“It is to unchangeableness we are moved by a woman, mademoiselle.”

I spoke with an exaggerated lightness, to avoid a too significant seriousness.

“Is there ever, I wonder, a risk of such steadfastness growing tiresome?” mused mademoiselle, turning contemplative.

The swift change discomfited me. I turned my words to platitudes on the beauty of the house, the garden, the landscape. And presently I found myself established, an honoured yet confessedly hostile guest, in the Seigneury of Cheticamp.

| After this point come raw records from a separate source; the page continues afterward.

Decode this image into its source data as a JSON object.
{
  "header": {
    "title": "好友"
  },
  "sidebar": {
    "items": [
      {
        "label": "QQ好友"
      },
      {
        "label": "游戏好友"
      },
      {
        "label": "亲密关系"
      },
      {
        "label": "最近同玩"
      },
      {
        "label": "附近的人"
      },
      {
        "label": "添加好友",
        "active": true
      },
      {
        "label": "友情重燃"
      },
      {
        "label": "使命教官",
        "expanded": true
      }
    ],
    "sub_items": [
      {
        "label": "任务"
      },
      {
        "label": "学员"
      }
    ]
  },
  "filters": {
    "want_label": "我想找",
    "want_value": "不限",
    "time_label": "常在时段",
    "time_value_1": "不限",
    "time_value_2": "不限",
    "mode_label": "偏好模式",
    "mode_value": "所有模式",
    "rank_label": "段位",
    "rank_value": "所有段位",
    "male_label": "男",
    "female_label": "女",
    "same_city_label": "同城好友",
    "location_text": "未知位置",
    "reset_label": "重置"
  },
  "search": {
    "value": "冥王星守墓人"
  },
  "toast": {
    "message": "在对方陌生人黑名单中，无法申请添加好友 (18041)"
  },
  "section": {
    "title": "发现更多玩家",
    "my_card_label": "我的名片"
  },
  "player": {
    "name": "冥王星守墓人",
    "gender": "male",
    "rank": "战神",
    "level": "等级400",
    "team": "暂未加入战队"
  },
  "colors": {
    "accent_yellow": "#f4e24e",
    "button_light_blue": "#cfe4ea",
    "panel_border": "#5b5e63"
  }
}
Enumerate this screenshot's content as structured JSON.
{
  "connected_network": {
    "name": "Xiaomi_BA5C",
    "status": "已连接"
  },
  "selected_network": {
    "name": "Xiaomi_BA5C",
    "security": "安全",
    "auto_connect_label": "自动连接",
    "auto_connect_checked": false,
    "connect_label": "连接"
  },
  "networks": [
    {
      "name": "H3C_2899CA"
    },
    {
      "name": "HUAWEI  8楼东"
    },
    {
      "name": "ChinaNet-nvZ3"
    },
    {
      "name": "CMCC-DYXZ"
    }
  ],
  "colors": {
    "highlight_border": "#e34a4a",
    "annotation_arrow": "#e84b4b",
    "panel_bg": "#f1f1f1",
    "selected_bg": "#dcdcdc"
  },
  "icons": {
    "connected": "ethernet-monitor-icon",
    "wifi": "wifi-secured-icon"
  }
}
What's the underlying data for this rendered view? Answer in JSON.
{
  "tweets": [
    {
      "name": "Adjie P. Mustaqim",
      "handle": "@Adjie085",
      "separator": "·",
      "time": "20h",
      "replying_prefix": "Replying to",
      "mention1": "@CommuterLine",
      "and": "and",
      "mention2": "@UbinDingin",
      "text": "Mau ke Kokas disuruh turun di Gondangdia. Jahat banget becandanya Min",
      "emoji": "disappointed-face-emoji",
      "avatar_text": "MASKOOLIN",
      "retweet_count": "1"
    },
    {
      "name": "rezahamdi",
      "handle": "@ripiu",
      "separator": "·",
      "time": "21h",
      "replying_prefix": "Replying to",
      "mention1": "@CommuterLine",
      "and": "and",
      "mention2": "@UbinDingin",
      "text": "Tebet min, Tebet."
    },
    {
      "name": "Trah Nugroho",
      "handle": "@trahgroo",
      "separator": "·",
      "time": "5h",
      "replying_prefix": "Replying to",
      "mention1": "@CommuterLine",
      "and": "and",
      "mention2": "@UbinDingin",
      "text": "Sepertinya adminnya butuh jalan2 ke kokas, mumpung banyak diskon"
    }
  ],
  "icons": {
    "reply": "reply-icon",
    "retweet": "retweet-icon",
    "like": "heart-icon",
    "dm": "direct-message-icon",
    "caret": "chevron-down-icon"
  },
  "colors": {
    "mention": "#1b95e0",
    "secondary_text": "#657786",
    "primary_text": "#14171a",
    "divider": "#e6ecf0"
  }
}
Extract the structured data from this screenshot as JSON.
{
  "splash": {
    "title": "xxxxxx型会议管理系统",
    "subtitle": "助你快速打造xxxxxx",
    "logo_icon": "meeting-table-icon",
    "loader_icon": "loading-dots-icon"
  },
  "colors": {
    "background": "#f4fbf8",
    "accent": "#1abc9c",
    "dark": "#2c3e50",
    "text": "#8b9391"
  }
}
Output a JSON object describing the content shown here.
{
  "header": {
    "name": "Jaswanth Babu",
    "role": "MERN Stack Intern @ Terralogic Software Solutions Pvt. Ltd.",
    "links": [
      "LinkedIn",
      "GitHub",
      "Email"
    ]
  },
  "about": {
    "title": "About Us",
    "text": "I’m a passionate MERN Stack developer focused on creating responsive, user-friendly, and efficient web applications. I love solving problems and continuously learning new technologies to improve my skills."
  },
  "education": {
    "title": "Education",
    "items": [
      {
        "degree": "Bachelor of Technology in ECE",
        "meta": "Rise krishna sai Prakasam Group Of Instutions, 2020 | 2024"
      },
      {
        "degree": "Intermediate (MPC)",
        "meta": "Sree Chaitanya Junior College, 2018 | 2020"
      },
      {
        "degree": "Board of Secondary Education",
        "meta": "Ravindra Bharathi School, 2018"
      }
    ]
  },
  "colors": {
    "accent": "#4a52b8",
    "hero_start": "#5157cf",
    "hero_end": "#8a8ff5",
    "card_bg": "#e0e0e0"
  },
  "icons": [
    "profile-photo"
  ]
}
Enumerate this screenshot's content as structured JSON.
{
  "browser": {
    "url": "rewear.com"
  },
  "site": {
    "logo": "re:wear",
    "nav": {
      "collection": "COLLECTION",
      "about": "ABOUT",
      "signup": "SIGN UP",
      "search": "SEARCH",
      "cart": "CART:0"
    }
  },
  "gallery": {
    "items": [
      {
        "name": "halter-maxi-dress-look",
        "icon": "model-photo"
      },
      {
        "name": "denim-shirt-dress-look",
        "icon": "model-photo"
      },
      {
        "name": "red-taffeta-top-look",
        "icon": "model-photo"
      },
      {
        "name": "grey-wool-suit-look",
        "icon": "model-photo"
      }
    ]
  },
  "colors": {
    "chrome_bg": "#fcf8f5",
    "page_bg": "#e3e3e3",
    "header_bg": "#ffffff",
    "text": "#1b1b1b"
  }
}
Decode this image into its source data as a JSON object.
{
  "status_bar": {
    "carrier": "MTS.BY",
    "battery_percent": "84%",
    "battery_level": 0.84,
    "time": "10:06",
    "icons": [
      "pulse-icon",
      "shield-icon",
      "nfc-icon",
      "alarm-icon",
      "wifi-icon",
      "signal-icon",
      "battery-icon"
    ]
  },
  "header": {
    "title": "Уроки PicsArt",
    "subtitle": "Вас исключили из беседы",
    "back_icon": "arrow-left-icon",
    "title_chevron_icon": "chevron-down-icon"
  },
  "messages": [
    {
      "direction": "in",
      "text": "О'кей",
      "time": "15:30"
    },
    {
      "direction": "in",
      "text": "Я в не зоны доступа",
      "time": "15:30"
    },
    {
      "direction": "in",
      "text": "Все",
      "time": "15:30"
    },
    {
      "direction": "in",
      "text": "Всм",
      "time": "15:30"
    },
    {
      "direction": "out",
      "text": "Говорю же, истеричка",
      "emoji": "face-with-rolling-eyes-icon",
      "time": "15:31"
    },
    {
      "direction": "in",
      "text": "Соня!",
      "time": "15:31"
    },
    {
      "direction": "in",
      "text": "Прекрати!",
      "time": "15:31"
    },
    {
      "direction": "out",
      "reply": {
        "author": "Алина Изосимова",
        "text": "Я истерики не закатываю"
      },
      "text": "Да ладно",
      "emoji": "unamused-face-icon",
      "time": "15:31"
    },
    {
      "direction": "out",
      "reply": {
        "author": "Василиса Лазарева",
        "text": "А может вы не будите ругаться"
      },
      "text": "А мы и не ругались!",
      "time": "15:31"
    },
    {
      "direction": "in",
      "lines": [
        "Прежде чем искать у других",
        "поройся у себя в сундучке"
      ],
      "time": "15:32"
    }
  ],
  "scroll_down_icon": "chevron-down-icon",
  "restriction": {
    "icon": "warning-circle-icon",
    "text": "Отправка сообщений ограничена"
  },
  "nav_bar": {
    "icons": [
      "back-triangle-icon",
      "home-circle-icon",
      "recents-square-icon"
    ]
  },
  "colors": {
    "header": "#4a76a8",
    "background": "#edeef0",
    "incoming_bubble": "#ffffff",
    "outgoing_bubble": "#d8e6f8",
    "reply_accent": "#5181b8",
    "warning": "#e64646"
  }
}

A little old housekeeper, wizened and taciturn and omnipresent, kept me under an inscrutable surveillance, but treated me civilly enough. My chamber, very spacious, but with a low ceiling of broken slopes under the eaves, its windows looking out over the rose-garden, the village, and the sea, was furnished with a strange commingling of the luxury and daintiness of Versailles with the rudeness of a remote, half-barbarous colony. One of my men, my orderly, was entertained, much to his satisfaction, in the servants’ quarters, and did me service as regularly as if we were at home at Goreham-on-Thames; while the rest, lodging at the inn, came to me with daily reports, which varied not at all in their trivial sameness. I breakfasted alone. Throughout the morning I walked exploring the country for miles about and talking with the inhabitants; or I investigated the roomy, irregular old house, whose half-open doors and rambling corridors extended trustful invitation to my curiosity; or I read and wrote in the small but well-stocked library, to which stained glass from Rouen, a prayer desk, and a corner shrine lent the savour and sanctity of a chapel. At one hour past noon precisely I dined with Mademoiselle le Fevre, and afterwards either walked with her in the garden and in the fir-woods, or, if the weather was unfavourable, conversed with her, most pleasurably, in the book-room, while she wrought with more or less affectation of diligence at a curious piece of tapestry, gold threads and scarlet on a cloth of a soft dull blue. Before sunset we supped, and in the evening, with doors and windows open and the scented breath of sea and rose and meadow flowing through, she played to me on her spinet, or sang ballads of old France, till candle-light and “good night” brought the day to a close.

Small wonder, being so gently occupied, that I was in no haste to force events, to ask myself what I desired or expected should happen. The man I was sent to seek was obviously not here. It was a plain and pleasant duty for me to stay here and await him. Meanwhile, I was serving the King by my presence, which was security that the Seigneury of Cheticamp should render no assistance to the King’s enemies at Louisbourg. To be sure, it was rendering continual assistance to Mademoiselle Irene le Fevre de Cheticamp, but I could not bring myself to consider for a moment that the King could be so unhappy as to count her among his enemies. And so the days slipped by. I was not—as I should have sworn to myself in all honesty had one suggested it to me—in the least in love with mademoiselle. I merely found it unavoidable to think about her or dream about her all the time; impossible to engage my interest in anything whatever that I could not connect with her. For her part, she grew day by day more sweetly serious, more womanly courteous, until our pretty masquerading that night at my window among the hop vines came to be a remote, unbelievable dream.

But the situation, seemingly so quiet and easy that it might aspire to last for ever, was, in fact, a bubble of rainbow tissue blown to its extremes of tension and ready to shatter at a breath. When the breath came it was a light one, truly, yet how the face of the world changed under it. I awoke one morning in the first rosiness of dawn with a kind of foreboding. I went to the window. There in the misty bay, hove-to at a discreet distance from the wharves, was a small schooner, signalling.

The signals were unintelligible to me, which meant it was my duty to be concerned with them. I remembered that there was a flag-pole on the knoll, behind the house. With a sudden leaden sinking at the heart I realised that mademoiselle’s brother was at last in evidence, and I could imagine nothing that would more embarrass me than that I should succeed in capturing him. After watching the signals for some time, and wondering if it were mademoiselle herself manipulating the unseen replies, I decided that there was nothing to be done but parade my guard openly along the coast. Then, if he should persist in stupidly running his neck into the noose, I would have to do my duty and pull it.

“Oh, why has she a brother!” I groaned, cursing him heartily, but straight revoked my curse, remembering that but for his delinquencies I had never come at all to Cheticamp.

Slowly I made my toilet, and before it was finished the little vessel was under way again, beating out of the inlet against a light westerly wind. Both to north and south of Cheticamp Harbour were little sheltered ports with anchorage for such small craft as she; and I concluded that with this wind she would seek the next haven northward. I resolved to send my men to search the southerly coves. Then I stepped out upon the terrace and met mademoiselle herself tripping through the dew, her hair dishevelled, her eyes like stars, her small face one gipsy sparkle with excitement.